How To Think About Your Alternative Sleeve In THe Context Of Getting The Most Bang For Your Buck


Key Takeaways

Alternative premia need to be vol efficient; this may require leverage
  • Alternative or factor premia will have attractive risk-adjusted return but low absolute return. Since they will represent a minority slice of our portfolio, we need to amplify the volatility with leverage so that it makes a noticeable difference to performance.
  • Since market-neutral strategies can have bond-like volatility we need leverage to get bring that sleeve up to equal risk contribution with our vanilla asset classes.
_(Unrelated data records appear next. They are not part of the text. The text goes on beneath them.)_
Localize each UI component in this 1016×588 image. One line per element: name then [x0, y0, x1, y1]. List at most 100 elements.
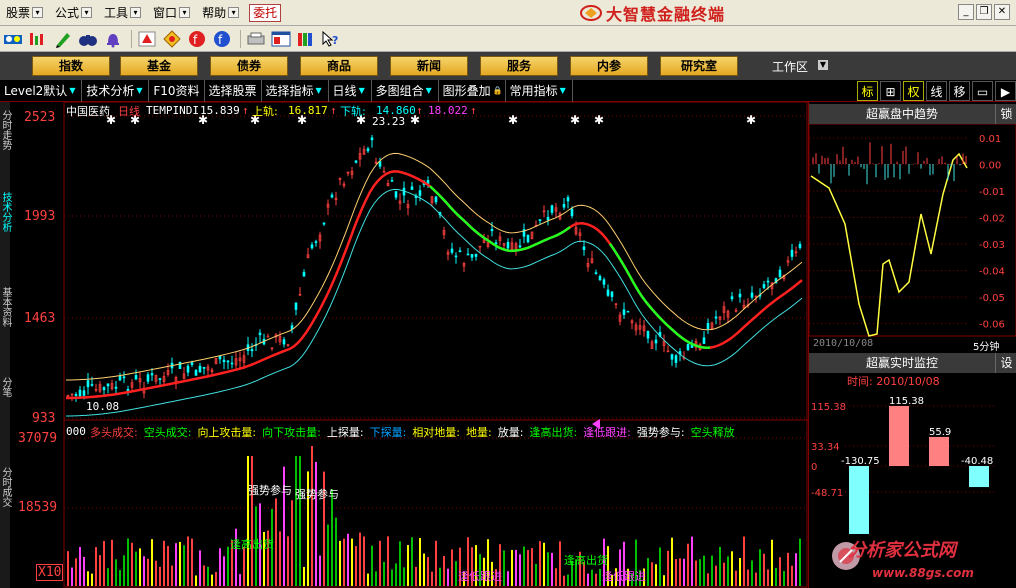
tab-line[interactable]: 线: [926, 81, 947, 101]
volume-bar: [659, 547, 661, 586]
nav-commodity[interactable]: 商品: [300, 56, 378, 76]
sidetab-basic[interactable]: 基本资料: [0, 287, 11, 327]
blue-f-icon[interactable]: f: [211, 29, 233, 49]
volume-bar: [355, 546, 357, 586]
window-icon[interactable]: [270, 29, 292, 49]
tab-daily[interactable]: 日线 ▼: [329, 79, 372, 102]
vol-legend-item: 下探量:: [369, 426, 407, 439]
dropdown-arrow-icon[interactable]: ▼: [560, 83, 568, 99]
panel-toggle-icon[interactable]: ▭: [972, 81, 993, 101]
workarea-label[interactable]: 工作区: [772, 58, 808, 75]
upper-band-label: 上轨:: [252, 105, 278, 118]
binoculars-icon[interactable]: [77, 29, 99, 49]
chevron-down-icon[interactable]: ▼: [818, 60, 828, 70]
tab-grid[interactable]: ⊞: [880, 81, 901, 101]
tab-move[interactable]: 移: [949, 81, 970, 101]
sidetab-ticks[interactable]: 分笔: [0, 377, 11, 397]
volume-bar: [163, 540, 165, 586]
panel-expand-icon[interactable]: ▶: [995, 81, 1016, 101]
volume-bar: [447, 568, 449, 586]
restore-icon[interactable]: ❐: [976, 4, 992, 20]
volume-bar: [159, 566, 161, 586]
volume-bar: [179, 541, 181, 586]
menu-help[interactable]: 帮助 ▾: [196, 2, 245, 24]
volume-bar: [455, 561, 457, 586]
candle-body: [302, 272, 306, 277]
candle-body: [102, 387, 106, 391]
volume-bar: [275, 498, 277, 586]
lock-button[interactable]: 锁: [995, 104, 1016, 124]
candle-body: [294, 302, 298, 310]
monitor-time: 时间: 2010/10/08: [847, 375, 940, 388]
volume-bar: [295, 456, 297, 586]
volume-bar: [379, 540, 381, 586]
nav-service[interactable]: 服务: [480, 56, 558, 76]
volume-bar: [291, 500, 293, 586]
tab-f10[interactable]: F10资料: [149, 79, 205, 102]
tab-tech-analysis[interactable]: 技术分析 ▼: [82, 79, 150, 102]
nav-insider[interactable]: 内参: [570, 56, 648, 76]
volume-bar: [735, 570, 737, 586]
lock-icon[interactable]: 🔒: [493, 83, 503, 99]
weituo-button[interactable]: 委托: [249, 3, 282, 22]
candle-body: [538, 219, 542, 221]
volume-legend: 多头成交: 空头成交: 向上攻击量: 向下攻击量: 上探量: 下探量: 相对地量: 地量: 放量…: [90, 424, 735, 440]
monitor-bar-label: -130.75: [841, 456, 880, 467]
tab-rights[interactable]: 权: [903, 81, 924, 101]
nav-index[interactable]: 指数: [32, 56, 110, 76]
tab-multi-chart[interactable]: 多图组合 ▼: [372, 79, 439, 102]
tab-mark[interactable]: 标: [857, 81, 878, 101]
volume-bar: [503, 550, 505, 586]
candle-body: [686, 344, 690, 350]
sidetab-intraday[interactable]: 分时走势: [0, 110, 11, 150]
alert-icon[interactable]: [136, 29, 158, 49]
volume-bar: [543, 542, 545, 586]
nav-fund[interactable]: 基金: [120, 56, 198, 76]
window-buttons: _ ❐ ✕: [958, 4, 1010, 20]
minimize-icon[interactable]: _: [958, 4, 974, 20]
bell-icon[interactable]: [102, 29, 124, 49]
tab-select-indicator[interactable]: 选择指标 ▼: [262, 79, 329, 102]
menu-stock[interactable]: 股票 ▾: [0, 2, 49, 24]
volume-bar: [87, 571, 89, 586]
tab-select-stock[interactable]: 选择股票: [205, 79, 262, 102]
sidetab-trades[interactable]: 分时成交: [0, 467, 11, 507]
menu-formula[interactable]: 公式 ▾: [49, 2, 98, 24]
dropdown-arrow-icon[interactable]: ▼: [316, 83, 324, 99]
volume-bar: [723, 562, 725, 586]
print-icon[interactable]: [245, 29, 267, 49]
settings-button[interactable]: 设: [995, 353, 1016, 373]
volume-bar: [139, 548, 141, 586]
pencil-icon[interactable]: [52, 29, 74, 49]
dropdown-arrow-icon[interactable]: ▼: [69, 83, 77, 99]
candle-body: [790, 249, 794, 257]
diamond-icon[interactable]: [161, 29, 183, 49]
help-cursor-icon[interactable]: ?: [320, 29, 342, 49]
bars-icon[interactable]: [27, 29, 49, 49]
menu-window[interactable]: 窗口 ▾: [147, 2, 196, 24]
monitor-axis-label: 115.38: [811, 402, 846, 413]
candle-body: [74, 394, 78, 396]
kline-chart[interactable]: ✱ ✱ ✱ ✱ ✱ ✱ ✱ ✱ ✱ ✱ ✱ 中国医药 日线 TEMPINDI 15.839 ↑ 上轨…: [10, 102, 808, 588]
tab-level2[interactable]: Level2默认 ▼: [0, 79, 83, 102]
candle-body: [562, 204, 566, 208]
red-f-icon[interactable]: f: [186, 29, 208, 49]
volume-bar: [759, 549, 761, 586]
volume-bar: [435, 540, 437, 586]
dropdown-arrow-icon[interactable]: ▼: [426, 83, 434, 99]
volume-bar: [115, 559, 117, 586]
tab-common-indicator[interactable]: 常用指标 ▼: [506, 79, 573, 102]
close-icon[interactable]: ✕: [994, 4, 1010, 20]
dropdown-arrow-icon[interactable]: ▼: [136, 83, 144, 99]
nav-research[interactable]: 研究室: [660, 56, 738, 76]
menu-tools[interactable]: 工具 ▾: [98, 2, 147, 24]
tab-overlay[interactable]: 图形叠加 🔒: [439, 79, 506, 102]
volume-bar: [91, 573, 93, 586]
nav-bond[interactable]: 债券: [210, 56, 288, 76]
books-icon[interactable]: [295, 29, 317, 49]
dropdown-arrow-icon[interactable]: ▼: [359, 83, 367, 99]
market-icon[interactable]: [2, 29, 24, 49]
nav-news[interactable]: 新闻: [390, 56, 468, 76]
sidetab-tech[interactable]: 技术分析: [0, 192, 11, 232]
volume-bar: [699, 559, 701, 586]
Alternative premia need to be fee efficient. “bang for your buck” thinking
  • Any discussion of fees need to be contextualized with the volatility. If 2 funds have the same fees but one fund is 1/2 the vol of the other, the low vol fund is not fee-efficient. In other words, you could allocate 1/2 as much money to the higher vol fund and have the same risk/return prospects as the low-vol fund but pay half the fee. In other words, when comparing fees, you must think in unit costs just as a quart of milk is cheaper than a gallon but not on a per ounce basis. You want to think of fees as per unit of volatility. For a deeper understanding of this see my post: Do Professional Investors Understand Fees?
Professional and future investors understand these concepts. They often prefer the 20 or 25% vol version of alt premia strategies rather than the 10% vol version. This allows them to make a smaller allocation to the strategy for the same exposure. Fee efficiency! The more you allocate to one strategy the less you have to allocate to other forms of premia, so being fee and vol efficient is important.
Ask yourself:
  1. What’s the value you are getting for the fee?
  1. What’s the expected return you are getting for the volatility?